Wednesday, September 8, 2010

Book Twenty Six - A Waist is a Terrible Thing to Mind

Halfway there!!! I might just make it if I read like a madwoman for the next two months!

The tag line for "A Waist is a Terrible Thing to Mind" by Karen Scalf Linamen is "Loving your body, accepting yourself and living without regret". This appealed to me quite a bit as I have struggled with my weight since I was quite young. After I had my son I was well over 200 lbs, when he was around 2 years old I lost 50 lbs, most of it due to the fact that my ex husband didn't have a job and I had no money for food. We would watch the Food Network just so we could remember what food looked like, food porn indeed. After my divorce I lost those same lbs again and I have managed to stick to that weight, give or take a few ever since. This spring I decided to get back on the health wagon to lose the rest of the pounds I have been lugging around. I have had success so far and I feel that I have the right attitude.

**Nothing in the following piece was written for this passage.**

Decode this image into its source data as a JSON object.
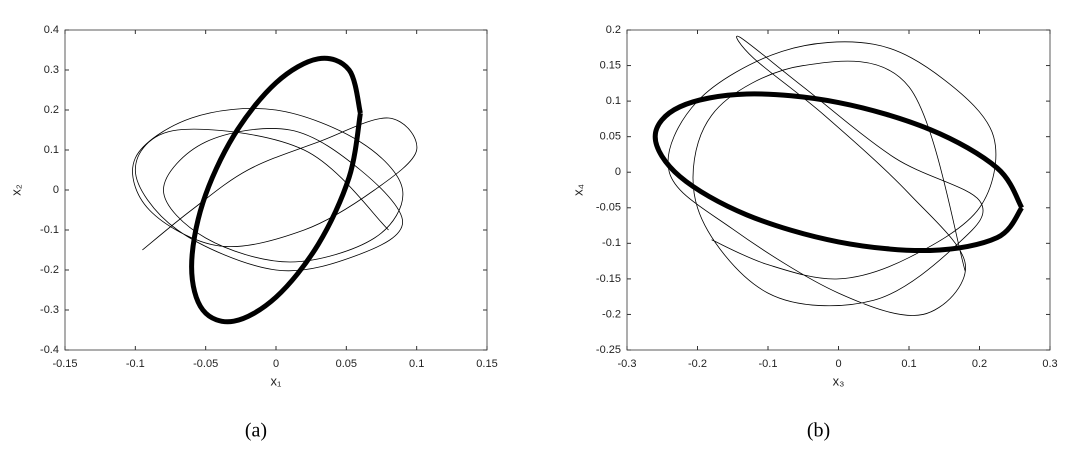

Even still, most women have issues with their bodies and I am no exception, which is why I picked up this book. A friend recommended a similar book to me and I requested it at the library, but I am 84th in line so I thought this book might offer up similar insights. Parts of the book I found interesting, parts of the book I felt were a bit shallow, and there was far too much heavy handed religion thrown in. So much religion in fact that if I had not already been halfway in and needing to finish some books for this challenge, I would have stopped reading. Take this quote for example "Jesus, I don't understand exactly how this all works, but Karen's telling me that you are the Son of God, that you're reaching for me. . . It goes against reason, and it might even go against how I've been taught, but she's about as transparent as they come and, you know what, I'm going to believe her." Sure, I am going to adopt religion because an author that uses not so clever puns in her book titles told me so.

I am able to take in the good and filter out the bad (I am not calling religion bad, but I am saying that being heavy handed and blatant about these things is bad) and it may help some people to reach out to a higher power to help them achieve peace with their bodies and to lose weight, but that approach does not work for me.

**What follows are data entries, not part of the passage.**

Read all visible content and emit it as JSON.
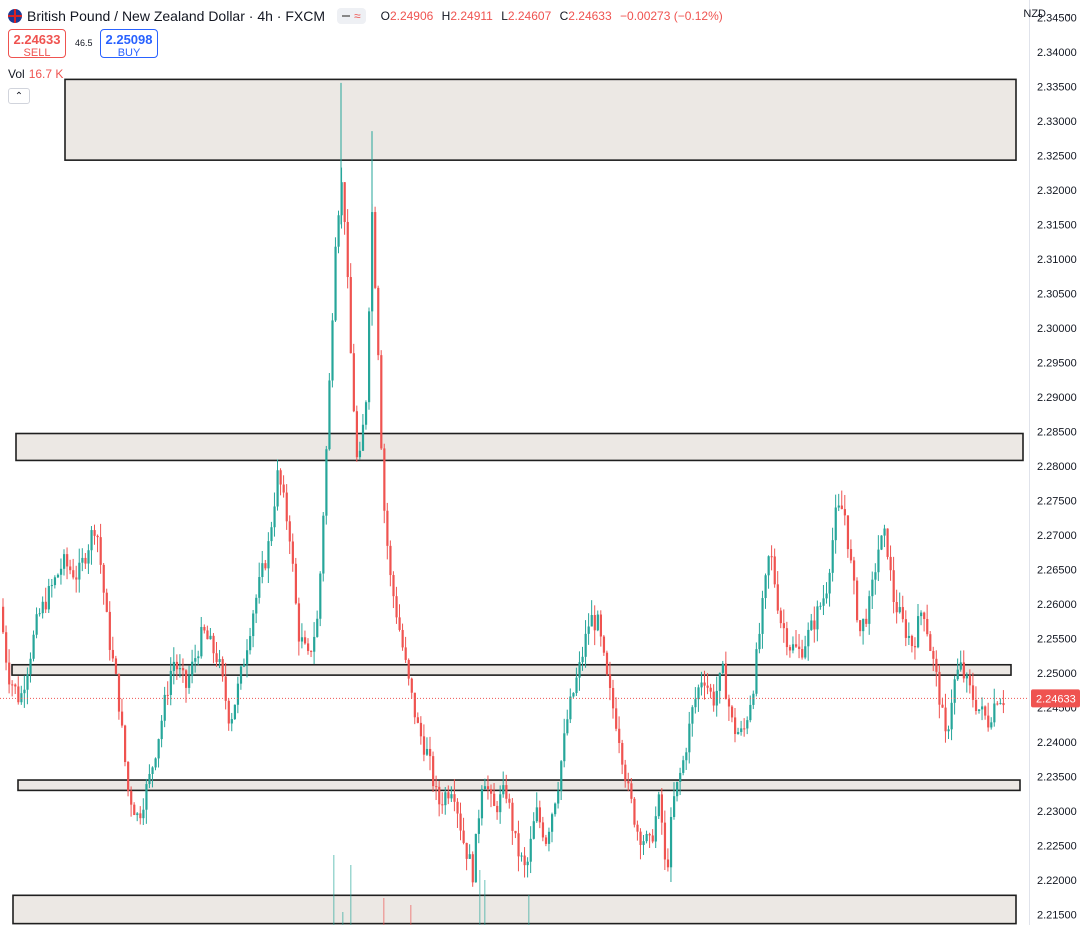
{
  "header": {
    "symbol": "British Pound / New Zealand Dollar · 4h · FXCM",
    "open_label": "O",
    "open": "2.24906",
    "high_label": "H",
    "high": "2.24911",
    "low_label": "L",
    "low": "2.24607",
    "close_label": "C",
    "close": "2.24633",
    "change": "−0.00273 (−0.12%)"
  },
  "trade": {
    "sell_price": "2.24633",
    "sell_label": "SELL",
    "buy_price": "2.25098",
    "buy_label": "BUY",
    "spread": "46.5"
  },
  "volume": {
    "label": "Vol",
    "value": "16.7 K"
  },
  "currency": "NZD",
  "colors": {
    "up": "#26a69a",
    "down": "#ef5350",
    "zone_fill": "#ece8e4",
    "zone_border": "#1f1f1f",
    "price_tag": "#ef5350"
  },
  "chart_data": {
    "type": "candlestick",
    "y_ticks": [
      "2.34500",
      "2.34000",
      "2.33500",
      "2.33000",
      "2.32500",
      "2.32000",
      "2.31500",
      "2.31000",
      "2.30500",
      "2.30000",
      "2.29500",
      "2.29000",
      "2.28500",
      "2.28000",
      "2.27500",
      "2.27000",
      "2.26500",
      "2.26000",
      "2.25500",
      "2.25000",
      "2.24500",
      "2.24000",
      "2.23500",
      "2.23000",
      "2.22500",
      "2.22000",
      "2.21500"
    ],
    "ylim": [
      2.2135,
      2.3475
    ],
    "last_price": "2.24633",
    "zones": [
      {
        "name": "zone-1",
        "x0": 0.0,
        "x1": 0.948,
        "y_high": 2.336,
        "y_low": 2.3243
      },
      {
        "name": "zone-2",
        "x0": 0.0,
        "x1": 1.0,
        "y_high": 2.2847,
        "y_low": 2.2808
      },
      {
        "name": "zone-3",
        "x0": 0.0,
        "x1": 0.985,
        "y_high": 2.2512,
        "y_low": 2.2497
      },
      {
        "name": "zone-4",
        "x0": 0.0,
        "x1": 0.995,
        "y_high": 2.2345,
        "y_low": 2.233
      },
      {
        "name": "zone-5",
        "x0": 0.0,
        "x1": 0.992,
        "y_high": 2.2178,
        "y_low": 2.2137
      }
    ],
    "path": [
      [
        0,
        2.262
      ],
      [
        10,
        2.25
      ],
      [
        22,
        2.246
      ],
      [
        40,
        2.258
      ],
      [
        65,
        2.266
      ],
      [
        80,
        2.264
      ],
      [
        98,
        2.272
      ],
      [
        110,
        2.256
      ],
      [
        120,
        2.247
      ],
      [
        130,
        2.233
      ],
      [
        140,
        2.229
      ],
      [
        152,
        2.235
      ],
      [
        162,
        2.242
      ],
      [
        175,
        2.252
      ],
      [
        188,
        2.248
      ],
      [
        205,
        2.256
      ],
      [
        220,
        2.252
      ],
      [
        232,
        2.243
      ],
      [
        242,
        2.249
      ],
      [
        255,
        2.259
      ],
      [
        270,
        2.268
      ],
      [
        280,
        2.279
      ],
      [
        292,
        2.27
      ],
      [
        300,
        2.256
      ],
      [
        310,
        2.252
      ],
      [
        320,
        2.258
      ],
      [
        330,
        2.287
      ],
      [
        338,
        2.315
      ],
      [
        345,
        2.322
      ],
      [
        352,
        2.298
      ],
      [
        360,
        2.278
      ],
      [
        368,
        2.29
      ],
      [
        374,
        2.317
      ],
      [
        380,
        2.298
      ],
      [
        385,
        2.276
      ],
      [
        392,
        2.264
      ],
      [
        402,
        2.256
      ],
      [
        410,
        2.249
      ],
      [
        420,
        2.242
      ],
      [
        430,
        2.238
      ],
      [
        440,
        2.231
      ],
      [
        455,
        2.234
      ],
      [
        465,
        2.226
      ],
      [
        475,
        2.221
      ],
      [
        485,
        2.236
      ],
      [
        495,
        2.23
      ],
      [
        508,
        2.233
      ],
      [
        518,
        2.225
      ],
      [
        528,
        2.221
      ],
      [
        538,
        2.23
      ],
      [
        548,
        2.226
      ],
      [
        560,
        2.234
      ],
      [
        570,
        2.244
      ],
      [
        582,
        2.251
      ],
      [
        592,
        2.258
      ],
      [
        600,
        2.257
      ],
      [
        610,
        2.248
      ],
      [
        620,
        2.242
      ],
      [
        630,
        2.233
      ],
      [
        640,
        2.227
      ],
      [
        652,
        2.225
      ],
      [
        662,
        2.232
      ],
      [
        668,
        2.22
      ],
      [
        675,
        2.231
      ],
      [
        685,
        2.237
      ],
      [
        695,
        2.245
      ],
      [
        705,
        2.25
      ],
      [
        715,
        2.246
      ],
      [
        725,
        2.25
      ],
      [
        735,
        2.242
      ],
      [
        745,
        2.241
      ],
      [
        755,
        2.248
      ],
      [
        765,
        2.26
      ],
      [
        772,
        2.268
      ],
      [
        782,
        2.258
      ],
      [
        792,
        2.254
      ],
      [
        802,
        2.253
      ],
      [
        815,
        2.257
      ],
      [
        828,
        2.262
      ],
      [
        838,
        2.273
      ],
      [
        846,
        2.274
      ],
      [
        855,
        2.263
      ],
      [
        862,
        2.256
      ],
      [
        872,
        2.26
      ],
      [
        880,
        2.268
      ],
      [
        888,
        2.27
      ],
      [
        895,
        2.261
      ],
      [
        905,
        2.257
      ],
      [
        915,
        2.254
      ],
      [
        925,
        2.26
      ],
      [
        932,
        2.254
      ],
      [
        940,
        2.248
      ],
      [
        948,
        2.24
      ],
      [
        955,
        2.248
      ],
      [
        962,
        2.251
      ],
      [
        970,
        2.248
      ],
      [
        980,
        2.245
      ],
      [
        990,
        2.243
      ],
      [
        1000,
        2.247
      ],
      [
        1004,
        2.2463
      ]
    ]
  }
}
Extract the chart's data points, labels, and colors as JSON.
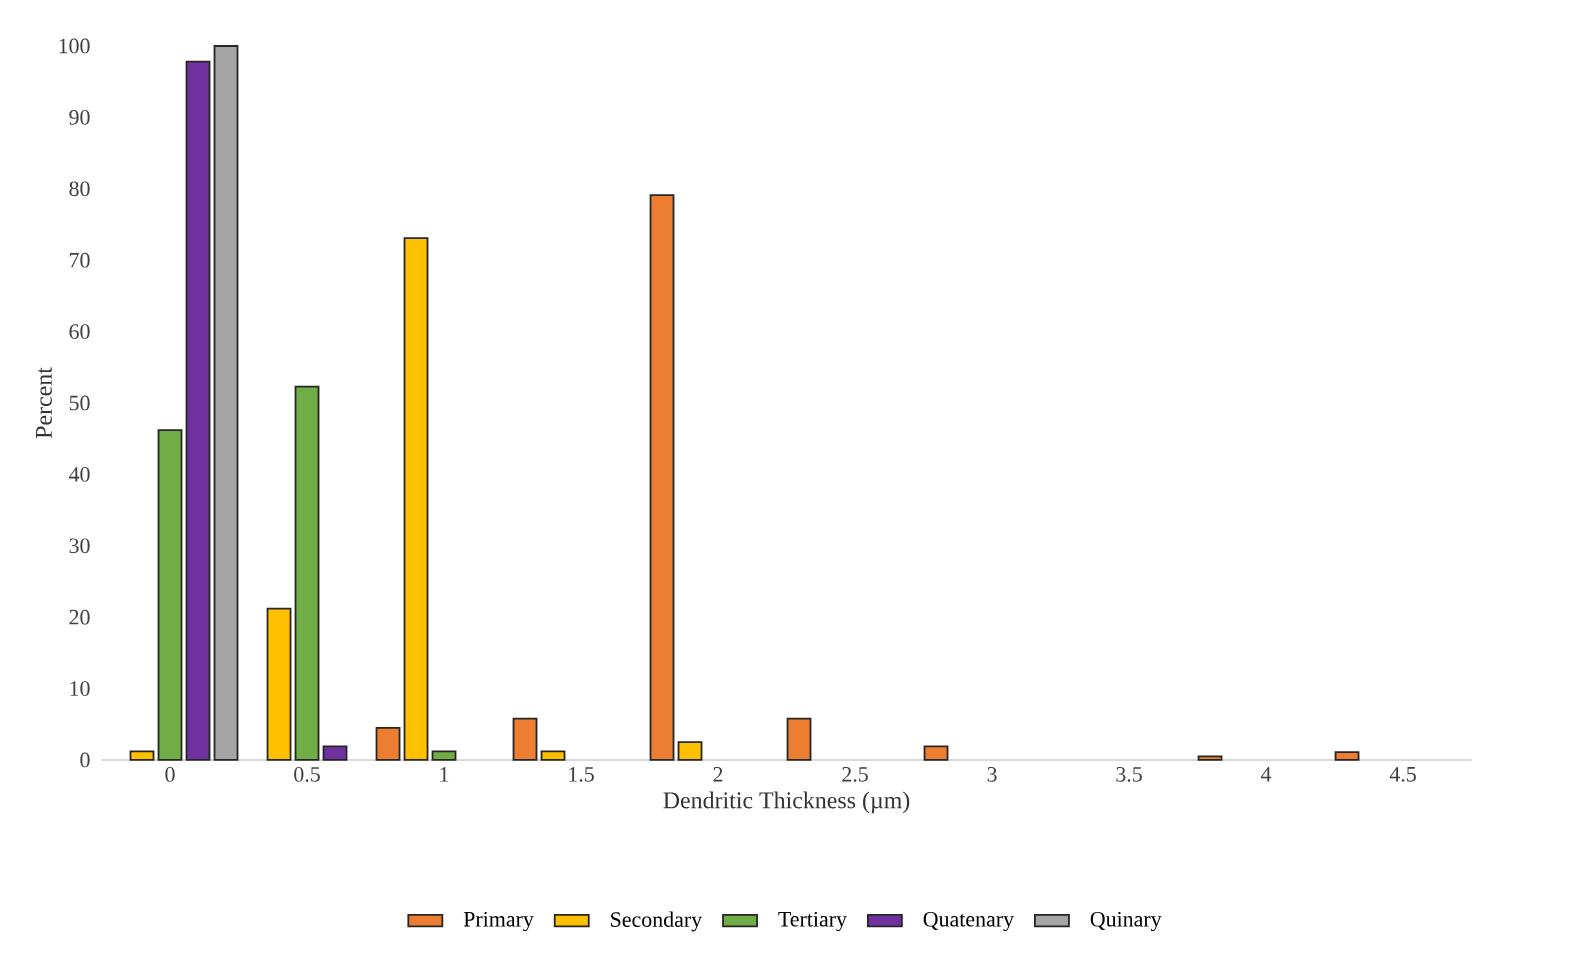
{
  "chart_data": {
    "type": "bar",
    "xlabel": "Dendritic Thickness (µm)",
    "ylabel": "Percent",
    "categories": [
      "0",
      "0.5",
      "1",
      "1.5",
      "2",
      "2.5",
      "3",
      "3.5",
      "4",
      "4.5"
    ],
    "series": [
      {
        "name": "Primary",
        "color": "#ed7d31",
        "values": [
          null,
          null,
          4.5,
          5.8,
          79.1,
          5.8,
          1.9,
          null,
          0.5,
          1.1
        ]
      },
      {
        "name": "Secondary",
        "color": "#ffc000",
        "values": [
          1.2,
          21.2,
          73.1,
          1.2,
          2.5,
          null,
          null,
          null,
          null,
          null
        ]
      },
      {
        "name": "Tertiary",
        "color": "#70ad47",
        "values": [
          46.2,
          52.3,
          1.2,
          null,
          null,
          null,
          null,
          null,
          null,
          null
        ]
      },
      {
        "name": "Quatenary",
        "color": "#7030a0",
        "values": [
          97.8,
          1.9,
          null,
          null,
          null,
          null,
          null,
          null,
          null,
          null
        ]
      },
      {
        "name": "Quinary",
        "color": "#a5a5a5",
        "values": [
          100,
          null,
          null,
          null,
          null,
          null,
          null,
          null,
          null,
          null
        ]
      }
    ],
    "ylim": [
      0,
      100
    ],
    "yticks": [
      0,
      10,
      20,
      30,
      40,
      50,
      60,
      70,
      80,
      90,
      100
    ],
    "legend": "bottom"
  }
}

One point that is of interest to me, is the chapter about making peace with success. I am halfway to my goal now, and what happens when I get there? I think that it is tempting, even at a subconscious level to get addicted to the attention of losing weight, so much that some people self sabotage in order to achieve the high of losing weight again. I know that when I get to my goal my weight will still vary and that it will take work even to maintain my success. I think that being self aware is key.

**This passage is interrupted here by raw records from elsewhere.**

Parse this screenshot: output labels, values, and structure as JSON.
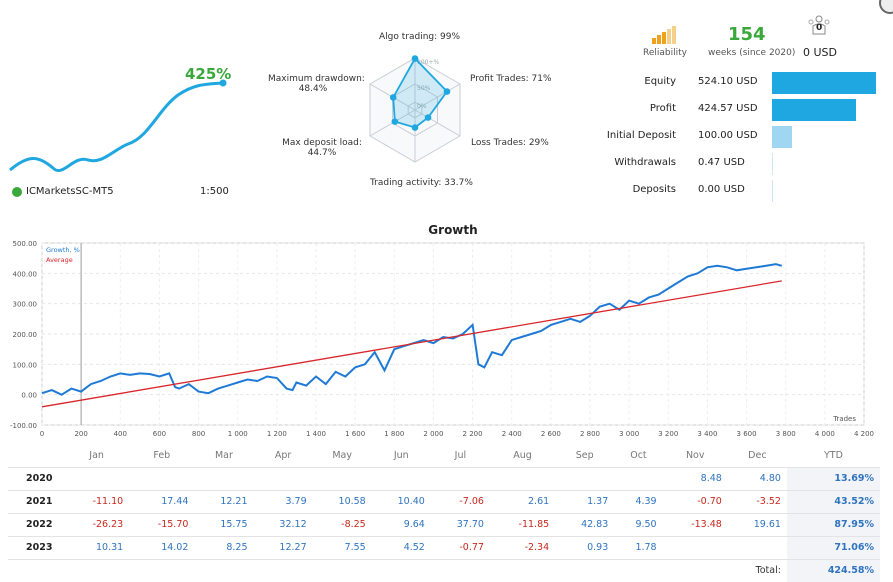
{
  "account": {
    "gain": "425%",
    "broker": "ICMarketsSC-MT5",
    "leverage": "1:500"
  },
  "radar": {
    "algo_trading": "Algo trading: 99%",
    "profit_trades": "Profit Trades: 71%",
    "loss_trades": "Loss Trades: 29%",
    "trading_activity": "Trading activity: 33.7%",
    "max_deposit_load_label": "Max deposit load:",
    "max_deposit_load_value": "44.7%",
    "max_drawdown_label": "Maximum drawdown:",
    "max_drawdown_value": "48.4%",
    "ring_labels": [
      "100+%",
      "50%",
      "0%"
    ],
    "values": {
      "algo_trading": 0.99,
      "profit_trades": 0.71,
      "loss_trades": 0.29,
      "trading_activity": 0.337,
      "max_deposit_load": 0.447,
      "max_drawdown": 0.484
    }
  },
  "header_stats": {
    "reliability_label": "Reliability",
    "weeks_value": "154",
    "weeks_label": "weeks (since 2020)",
    "subscribers_count": "0",
    "subscribers_value": "0 USD"
  },
  "stats": [
    {
      "label": "Equity",
      "value": "524.10 USD",
      "fraction": 1.0,
      "color": "#1ea7e1"
    },
    {
      "label": "Profit",
      "value": "424.57 USD",
      "fraction": 0.81,
      "color": "#1ea7e1"
    },
    {
      "label": "Initial Deposit",
      "value": "100.00 USD",
      "fraction": 0.19,
      "color": "#9fd7f3"
    },
    {
      "label": "Withdrawals",
      "value": "0.47 USD",
      "fraction": 0.0,
      "color": "#9fd7f3"
    },
    {
      "label": "Deposits",
      "value": "0.00 USD",
      "fraction": 0.0,
      "color": "#9fd7f3"
    }
  ],
  "chart_data": {
    "type": "line",
    "title": "Growth",
    "xlabel": "Trades",
    "ylabel": "",
    "xlim": [
      0,
      4200
    ],
    "ylim": [
      -100,
      500
    ],
    "x_ticks": [
      "0",
      "200",
      "400",
      "600",
      "800",
      "1 000",
      "1 200",
      "1 400",
      "1 600",
      "1 800",
      "2 000",
      "2 200",
      "2 400",
      "2 600",
      "2 800",
      "3 000",
      "3 200",
      "3 400",
      "3 600",
      "3 800",
      "4 000",
      "4 200"
    ],
    "y_ticks": [
      "-100.00",
      "0.00",
      "100.00",
      "200.00",
      "300.00",
      "400.00",
      "500.00"
    ],
    "legend": [
      "Growth, %",
      "Average"
    ],
    "series": [
      {
        "name": "Growth, %",
        "color": "#1f7ad6",
        "x": [
          0,
          50,
          100,
          150,
          200,
          250,
          300,
          350,
          400,
          450,
          500,
          550,
          600,
          650,
          680,
          700,
          750,
          800,
          850,
          900,
          950,
          1000,
          1050,
          1100,
          1150,
          1200,
          1250,
          1280,
          1300,
          1350,
          1400,
          1450,
          1500,
          1550,
          1600,
          1650,
          1700,
          1750,
          1800,
          1850,
          1900,
          1950,
          2000,
          2050,
          2100,
          2150,
          2200,
          2230,
          2260,
          2300,
          2350,
          2400,
          2450,
          2500,
          2550,
          2600,
          2650,
          2700,
          2750,
          2800,
          2850,
          2900,
          2950,
          3000,
          3050,
          3100,
          3150,
          3200,
          3250,
          3300,
          3350,
          3400,
          3450,
          3500,
          3550,
          3600,
          3650,
          3700,
          3750,
          3780
        ],
        "y": [
          5,
          15,
          0,
          20,
          10,
          35,
          45,
          60,
          70,
          65,
          70,
          68,
          60,
          70,
          25,
          20,
          35,
          10,
          5,
          20,
          30,
          40,
          50,
          45,
          60,
          55,
          20,
          15,
          40,
          30,
          60,
          35,
          75,
          60,
          90,
          100,
          140,
          80,
          150,
          160,
          170,
          180,
          170,
          190,
          185,
          200,
          230,
          100,
          90,
          140,
          130,
          180,
          190,
          200,
          210,
          230,
          240,
          250,
          240,
          260,
          290,
          300,
          280,
          310,
          300,
          320,
          330,
          350,
          370,
          390,
          400,
          420,
          425,
          420,
          410,
          415,
          420,
          425,
          430,
          425
        ]
      },
      {
        "name": "Average",
        "color": "#d9262b",
        "x": [
          0,
          3780
        ],
        "y": [
          -40,
          375
        ]
      }
    ]
  },
  "monthly": {
    "headers": [
      "Jan",
      "Feb",
      "Mar",
      "Apr",
      "May",
      "Jun",
      "Jul",
      "Aug",
      "Sep",
      "Oct",
      "Nov",
      "Dec",
      "YTD"
    ],
    "rows": [
      {
        "year": "2020",
        "values": [
          "",
          "",
          "",
          "",
          "",
          "",
          "",
          "",
          "",
          "",
          "8.48",
          "4.80"
        ],
        "ytd": "13.69%"
      },
      {
        "year": "2021",
        "values": [
          "-11.10",
          "17.44",
          "12.21",
          "3.79",
          "10.58",
          "10.40",
          "-7.06",
          "2.61",
          "1.37",
          "4.39",
          "-0.70",
          "-3.52"
        ],
        "ytd": "43.52%"
      },
      {
        "year": "2022",
        "values": [
          "-26.23",
          "-15.70",
          "15.75",
          "32.12",
          "-8.25",
          "9.64",
          "37.70",
          "-11.85",
          "42.83",
          "9.50",
          "-13.48",
          "19.61"
        ],
        "ytd": "87.95%"
      },
      {
        "year": "2023",
        "values": [
          "10.31",
          "14.02",
          "8.25",
          "12.27",
          "7.55",
          "4.52",
          "-0.77",
          "-2.34",
          "0.93",
          "1.78",
          "",
          ""
        ],
        "ytd": "71.06%"
      }
    ],
    "total_label": "Total:",
    "total_value": "424.58%"
  }
}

Since I am quite educated in most of the topics covered in this book I didn't find it terrifically educational, but there were some good points raised. The book addresses metabolism, the power of positive (and negative) thinking, creative visualisation and self esteem. It is a good starting point for someone who wants to improve them self from the inside out.


  1. What's the book you're on the wait list for?

  2. Women, food and God : an unexpected path to almost everything / Geneen Roth, which sounds like it might have even more religion in it but apparently it is handled in the right way. When I checked my holds list to see the title, it looks like I am now only 50th in line, hooray!